I swear it to the six goddesses, to the mother Nova, to my ancestresses who died at that monster’s hands, and to myself. If I get the chance, I will rend the flesh from Eidolon’s bones and leave it all under the desert sun to rot away, bleach white, then crumble to dust where no one will find him again. Where, in time, no one will even remember he lived.

“You better hope that’s not true,” I snarl at him, my voice wild and unrecognizable. “Because I have all the other amulets now. I have your Shadows. I have Tabra. And I have your power.”

His smile drops away to leave only burning hatred in his eyes.

“You want them?” I taunt. Listening to the Shadows has taught me how to do that well. “You’d better ask nicely.”

I do the only thing I can think of, the only thing I’ve learned to do well with Scoria’s help so far. I picture the darkness around us like sand. Piles of it. Dunes of it. Then I blast Eidolon with it. Bury him in it. Pile it on so fast and hard, he’s gone from view in seconds.

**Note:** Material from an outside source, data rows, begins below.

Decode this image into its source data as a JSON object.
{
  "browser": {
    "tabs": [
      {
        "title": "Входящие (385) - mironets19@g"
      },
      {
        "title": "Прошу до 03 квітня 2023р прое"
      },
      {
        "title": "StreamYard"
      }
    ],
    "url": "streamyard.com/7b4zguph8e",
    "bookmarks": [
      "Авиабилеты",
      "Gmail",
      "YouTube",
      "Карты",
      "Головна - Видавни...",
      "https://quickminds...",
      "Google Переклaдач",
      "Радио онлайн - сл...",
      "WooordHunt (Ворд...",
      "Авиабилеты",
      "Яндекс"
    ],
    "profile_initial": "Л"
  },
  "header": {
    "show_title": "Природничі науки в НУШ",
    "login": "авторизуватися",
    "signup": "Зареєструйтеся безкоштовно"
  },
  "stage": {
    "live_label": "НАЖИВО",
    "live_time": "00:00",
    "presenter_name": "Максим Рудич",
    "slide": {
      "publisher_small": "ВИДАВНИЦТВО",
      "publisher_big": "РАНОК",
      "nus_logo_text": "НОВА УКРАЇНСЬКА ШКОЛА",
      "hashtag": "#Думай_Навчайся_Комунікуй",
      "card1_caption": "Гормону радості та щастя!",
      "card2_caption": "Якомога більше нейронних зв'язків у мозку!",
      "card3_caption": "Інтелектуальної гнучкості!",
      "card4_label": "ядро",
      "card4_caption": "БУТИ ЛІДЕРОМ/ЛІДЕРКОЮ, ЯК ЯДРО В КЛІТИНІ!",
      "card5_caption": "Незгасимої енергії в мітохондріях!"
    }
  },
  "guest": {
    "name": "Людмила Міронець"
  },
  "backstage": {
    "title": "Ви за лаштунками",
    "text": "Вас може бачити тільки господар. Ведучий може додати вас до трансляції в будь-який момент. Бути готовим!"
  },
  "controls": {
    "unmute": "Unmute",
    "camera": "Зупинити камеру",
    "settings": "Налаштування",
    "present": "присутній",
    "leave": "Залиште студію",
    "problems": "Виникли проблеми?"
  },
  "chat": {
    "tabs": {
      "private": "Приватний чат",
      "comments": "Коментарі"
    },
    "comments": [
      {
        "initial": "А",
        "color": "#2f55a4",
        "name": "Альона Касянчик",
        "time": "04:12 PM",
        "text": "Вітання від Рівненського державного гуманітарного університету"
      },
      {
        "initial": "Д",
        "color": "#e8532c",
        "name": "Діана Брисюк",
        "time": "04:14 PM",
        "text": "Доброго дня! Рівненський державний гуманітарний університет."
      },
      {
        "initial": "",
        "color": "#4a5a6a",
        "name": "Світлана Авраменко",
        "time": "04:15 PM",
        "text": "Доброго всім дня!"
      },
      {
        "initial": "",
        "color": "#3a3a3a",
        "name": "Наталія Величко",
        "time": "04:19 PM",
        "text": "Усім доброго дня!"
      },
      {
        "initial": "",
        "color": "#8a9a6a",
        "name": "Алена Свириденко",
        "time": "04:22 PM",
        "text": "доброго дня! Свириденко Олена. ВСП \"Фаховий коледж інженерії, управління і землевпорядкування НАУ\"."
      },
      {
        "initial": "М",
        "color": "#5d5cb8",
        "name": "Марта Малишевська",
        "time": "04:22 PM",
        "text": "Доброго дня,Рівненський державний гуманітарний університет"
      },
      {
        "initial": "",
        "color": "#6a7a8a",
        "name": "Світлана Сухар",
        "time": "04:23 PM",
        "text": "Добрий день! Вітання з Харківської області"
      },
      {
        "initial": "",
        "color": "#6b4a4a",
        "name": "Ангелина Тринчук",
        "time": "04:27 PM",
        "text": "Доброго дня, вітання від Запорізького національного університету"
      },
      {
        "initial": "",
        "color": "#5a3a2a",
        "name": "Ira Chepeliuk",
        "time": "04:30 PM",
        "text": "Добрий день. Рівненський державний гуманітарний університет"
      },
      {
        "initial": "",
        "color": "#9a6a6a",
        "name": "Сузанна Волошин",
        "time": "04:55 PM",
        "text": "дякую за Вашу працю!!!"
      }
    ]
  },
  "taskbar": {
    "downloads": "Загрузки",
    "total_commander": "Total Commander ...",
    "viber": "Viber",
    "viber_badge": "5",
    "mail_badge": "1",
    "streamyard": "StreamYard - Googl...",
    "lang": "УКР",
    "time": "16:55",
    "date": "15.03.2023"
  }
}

That’s when Scoria yanks me out of my own head. The sensation is like the first time I was thrown from a bucking horse as a child when Cain taught me to ride. Like being tossed around like a rag doll, then launched through the air to hit the ground hard.

I scramble to my feet like a feral thing. “Where did he take me?” I croak.

Part of me expects the Shadows to answer, but they don’t, contained again.

“Take you?” Cain is in front of me in an instant, searching my gaze. “Nowhere.”

“You never left,” Horus says from behind him.

That was all in my mind?

Was it even real? Or was I having a waking nightmare? Given what he told me about Reven, I’d almost it rather be that.

But deep down I know it’s not.

Despite shaking hard with the effort all that cost me, I start to pace. “Eidolon got to me. I talked to him. He knows I have the amulets.” And he did something to Reven. I don’t know what, but I believe him. Time is up. I’m out of options.

I stop in front of Cain and Pella. “I need to speak with your father.”